Do they have these kinds of relationships at their current school? I don’t know because there isn’t an open door policy there. I don’t walk down the halls several times a week (or day!) forming new relationships with repeated greetings the way it happens here. There is no Costa Coffee in the cafeteria to keep us chatting in the lunchroom in between drop offs, pick-ups, and classroom activities.
Being here reminds me of what is lacking and I don’t know what course to take. Find more reasons to be at school? Try to make it a more welcoming place? Is that even possible when that runs counter to school policy/culture? Or do I go outside the system and go back to homeschooling next year, giving them some of the freedom and flexibility that they’ve been missing?
I’ve always said being happy isn’t where you are, it’s who you are. And that is smacking me in the face as I try and figure out our place/purpose in Bahrain. I’m sure that part of my dissatisfaction is rooted inside me, but I’m also realizing that my happiness is related to my kids’ happiness and as they get older I have less and less control over that.

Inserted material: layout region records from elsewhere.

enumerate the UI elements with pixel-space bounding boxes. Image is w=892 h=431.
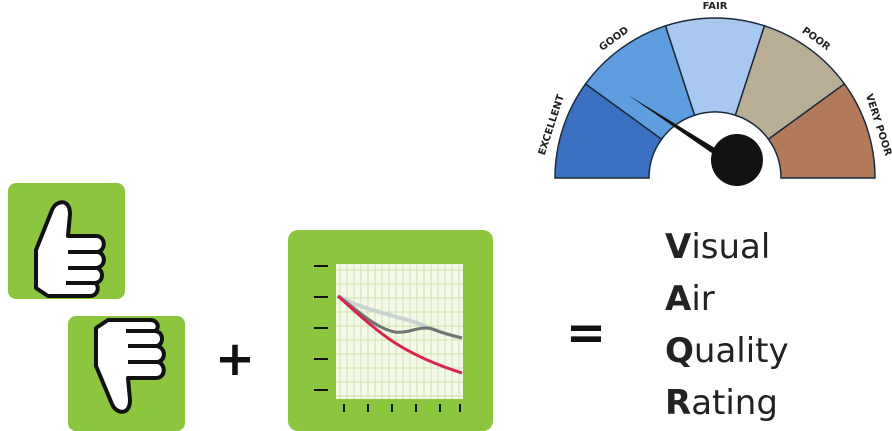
thumbs-up-icon [8, 183, 125, 299]
thumbs-down-icon [68, 316, 185, 431]
gauge-label: FAIR [703, 1, 728, 12]
acronym-rest: ating [691, 383, 778, 423]
acronym-initial: R [665, 383, 691, 423]
acronym-line: Air [665, 279, 715, 319]
gauge-hub [711, 134, 763, 186]
plus-sign: + [215, 331, 255, 387]
acronym-line: Rating [665, 383, 778, 423]
acronym-initial: Q [665, 331, 694, 371]
acronym-rest: ir [691, 279, 714, 319]
acronym-rest: isual [691, 227, 770, 267]
gauge-segment [767, 82, 876, 179]
acronym-line: Visual [665, 227, 770, 267]
acronym-initial: A [665, 279, 692, 319]
acronym-line: Quality [665, 331, 789, 371]
acronym-rest: uality [694, 331, 789, 371]
trend-chart-icon [288, 230, 493, 431]
equals-sign: = [566, 305, 606, 361]
acronym-initial: V [665, 227, 692, 267]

I haven’t seen the boys this genuinely happy and relaxed since we left Oman. They practically floated down the hallways of the school, fitting in like missing pieces of a puzzle. While the world is talking about adding armed security and buzzers and visitor badges and locked doors at schools, my three showed up with only a smile on the arm of a friend — no prior notice, no notes or permission slips, no questions asked.
I don’t think it gets any better than this, but I’ve become determined to find or create the next best thing (and also come back and visit as often as possible).